1

Are there any existing algorithms/strategies to test if an integer value is within the bounds of any of a list of intervals, where each interval is denoted by a [min, max] pair?

The naive approach is very straightforward, but has O(intervals) test performance:

list intervals (min, max)

func testVal(val){
  foreach (interval(min, max) in intervals)
    if (val > max) || (val < min) return false      
  return true
}

In the problem I'm facing the list is not updated frequently, but it is tested against with very high frequency.

Thus, it's acceptable for updating the list to be expensive, but tests need to be sublinear, ideally constant time.

One option is to insert every value in the intervals into a hashtable, but this is memory-intensive and not practical when the intervals get large. Memory usage needs to be proportional to the number of intervals, not the sum of the sizes of the intervals (probably ok to have a log(n) memory usage term thrown in if it greatly aids performance).

I've started poking around with various tree-based options to make this better, but it feels like a general enough problem that I suspect there is preexisting work I should be referencing.

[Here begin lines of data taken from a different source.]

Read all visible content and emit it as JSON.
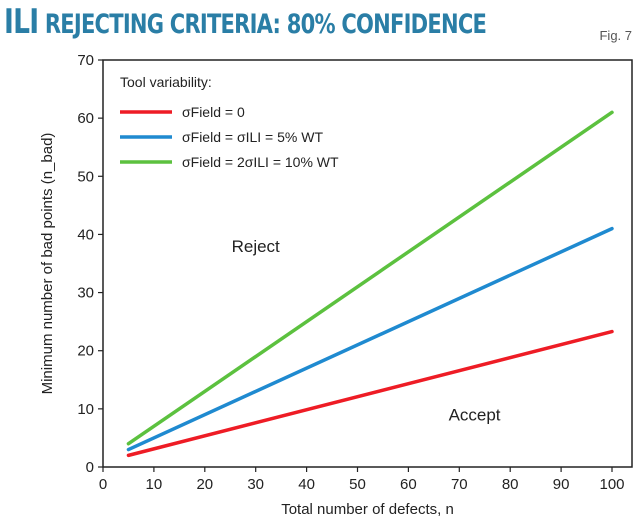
{
  "header": {
    "title_prefix": "ILI",
    "title_rest": "REJECTING CRITERIA: 80% CONFIDENCE",
    "fig_label": "Fig. 7"
  },
  "chart_data": {
    "type": "line",
    "title": "ILI REJECTING CRITERIA: 80% CONFIDENCE",
    "xlabel": "Total number of defects, n",
    "ylabel": "Minimum number of bad points (n_bad)",
    "xlim": [
      0,
      102.5
    ],
    "ylim": [
      0,
      70
    ],
    "xticks": [
      0,
      10,
      20,
      30,
      40,
      50,
      60,
      70,
      80,
      90,
      100
    ],
    "yticks": [
      0,
      10,
      20,
      30,
      40,
      50,
      60,
      70
    ],
    "grid": false,
    "legend": {
      "title": "Tool variability:",
      "placement": "top-left"
    },
    "annotations": [
      {
        "text": "Reject",
        "x": 30,
        "y": 37
      },
      {
        "text": "Accept",
        "x": 73,
        "y": 8
      }
    ],
    "series": [
      {
        "name": "σField = 0",
        "color": "#ee1c25",
        "x": [
          5,
          100
        ],
        "y": [
          2,
          23.3
        ]
      },
      {
        "name": "σField = σILI = 5% WT",
        "color": "#1f8ad0",
        "x": [
          5,
          100
        ],
        "y": [
          3,
          41
        ]
      },
      {
        "name": "σField = 2σILI = 10% WT",
        "color": "#5cc13f",
        "x": [
          5,
          100
        ],
        "y": [
          4,
          61
        ]
      }
    ]
  }
}
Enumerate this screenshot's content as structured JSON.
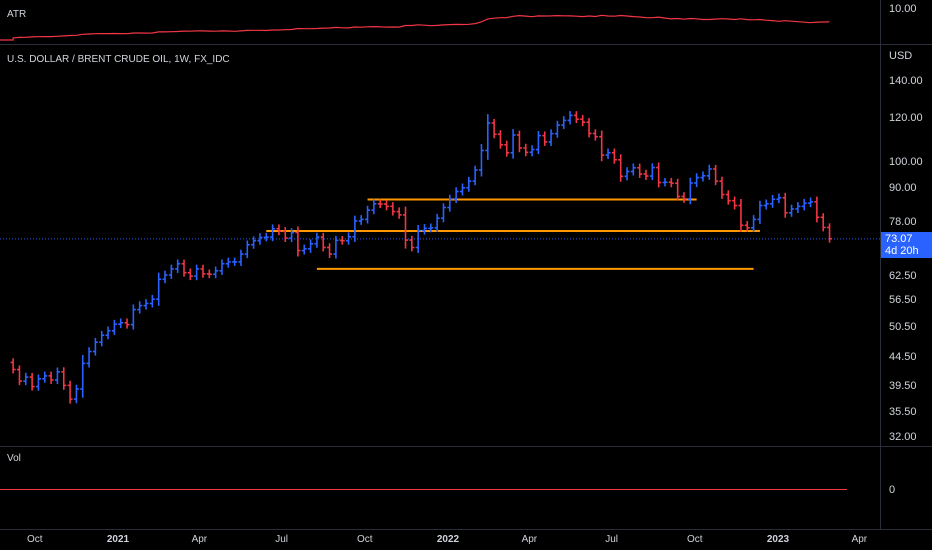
{
  "atr_pane": {
    "label": "ATR",
    "value_label": "10.00"
  },
  "main_pane": {
    "symbol_title": "U.S. DOLLAR / BRENT CRUDE OIL, 1W, FX_IDC",
    "currency": "USD",
    "last_price": "73.07",
    "countdown": "4d 20h"
  },
  "vol_pane": {
    "label": "Vol",
    "value_label": "0"
  },
  "x_axis": [
    {
      "label": "Oct",
      "year": false
    },
    {
      "label": "2021",
      "year": true
    },
    {
      "label": "Apr",
      "year": false
    },
    {
      "label": "Jul",
      "year": false
    },
    {
      "label": "Oct",
      "year": false
    },
    {
      "label": "2022",
      "year": true
    },
    {
      "label": "Apr",
      "year": false
    },
    {
      "label": "Jul",
      "year": false
    },
    {
      "label": "Oct",
      "year": false
    },
    {
      "label": "2023",
      "year": true
    },
    {
      "label": "Apr",
      "year": false
    }
  ],
  "colors": {
    "up": "#2962ff",
    "down": "#f23645",
    "level": "#ff9800",
    "atr": "#f23645",
    "background": "#000000"
  },
  "chart_data": {
    "type": "bar",
    "scale": "log",
    "title": "U.S. DOLLAR / BRENT CRUDE OIL, 1W, FX_IDC",
    "y_ticks": [
      "140.00",
      "120.00",
      "100.00",
      "90.00",
      "78.00",
      "62.50",
      "56.50",
      "50.50",
      "44.50",
      "39.50",
      "35.50",
      "32.00"
    ],
    "ylim": [
      30,
      150
    ],
    "horizontal_levels": [
      {
        "price": 86.0,
        "from": "2021-10-04",
        "to": "2022-10-03"
      },
      {
        "price": 75.5,
        "from": "2021-06-14",
        "to": "2022-12-12"
      },
      {
        "price": 64.5,
        "from": "2021-08-09",
        "to": "2022-12-05"
      }
    ],
    "weekly_closes_start": "2020-09-07",
    "weekly_closes": [
      42.5,
      40.5,
      41.2,
      39.6,
      40.9,
      41.4,
      40.7,
      42.1,
      39.8,
      37.6,
      39.2,
      43.6,
      45.8,
      47.6,
      49.0,
      49.9,
      51.3,
      51.6,
      51.2,
      54.5,
      55.4,
      55.9,
      56.9,
      61.8,
      62.9,
      64.5,
      65.9,
      63.5,
      62.6,
      64.5,
      63.2,
      63.1,
      64.0,
      65.9,
      66.4,
      66.4,
      68.6,
      71.3,
      72.5,
      73.5,
      73.6,
      76.2,
      75.4,
      73.3,
      75.0,
      69.6,
      70.1,
      71.6,
      73.6,
      70.5,
      68.6,
      72.6,
      72.5,
      73.7,
      78.7,
      79.2,
      82.3,
      84.5,
      84.4,
      83.6,
      81.8,
      80.7,
      72.7,
      70.5,
      75.6,
      76.3,
      76.5,
      79.6,
      83.2,
      86.2,
      88.9,
      90.3,
      92.8,
      97.2,
      105.4,
      118.1,
      112.7,
      107.9,
      104.4,
      112.4,
      106.5,
      104.6,
      105.8,
      112.1,
      109.2,
      113.0,
      117.1,
      119.4,
      121.9,
      120.0,
      118.5,
      113.1,
      111.6,
      103.4,
      104.4,
      101.4,
      94.7,
      96.6,
      98.1,
      95.6,
      94.8,
      98.2,
      92.3,
      92.4,
      92.0,
      87.1,
      86.2,
      92.1,
      94.2,
      94.9,
      97.6,
      92.8,
      87.8,
      85.6,
      83.9,
      77.3,
      76.5,
      79.2,
      83.9,
      84.5,
      86.1,
      86.6,
      81.4,
      82.7,
      83.6,
      84.7,
      85.2,
      79.9,
      76.6,
      73.1
    ],
    "last_price": 73.07,
    "atr_value_label": "10.00",
    "volume_value_label": "0"
  }
}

Are there any existing solutions to get sublinear tests (ideally constant time) on a list of intervals by preprocessing them into some other datastructure(s)?

Techrocket9
  • 163
  • 9

2 Answers2

1

Here's my thought process on this problem:

  • If you only care about "in or out", you can reduce the list of intervals so that no intervals overlap, and the intervals are in sorted order.
    • Sorting by leftmost point takes $O(n \log n)$, then replacing any overlapping pairs with their union takes $O(n)$. But you've said you don't care how long this part takes.
  • For a given point and a given interval, you can determine whether the point is "outside to the left", "inside", or "outside to the right" in $O(1)$.
    • This assumption only works as long as you have a fixed word length, but that's generally true for all practical purposes.
    • Let's change the terms: "outside to the left" is "less than", "inside" is "equal to", and "outside to the right" is "greater than".
  • Now you can use standard binary search!
    • Since each comparison is $O(1)$, the total time is $O(\log n)$.

And voilĂ , each check takes only logarithmic time! Setting up the list in the first place takes $O(n \log n)$, and adding a new interval to the list later takes $O(n)$ in the worst case.

Draconis
  • 7,216
  • 1
  • 19
  • 28
1

You need an interval tree, which queries in O (logn + m) time, where $m$ is the number of intervals the point hits (as opposed to O (n) for n intervals in the data structure).

This should produce enough savings that you'll hardly notice the cost of $m$.

This output sensitive algorithm is likely the best you can do. The other answer suggests this structure without name, with the additional step of making all intervals disjoint to get log$n$ ($m$ guaranteed to be 1) That's fine, but I'd still use an established data structure.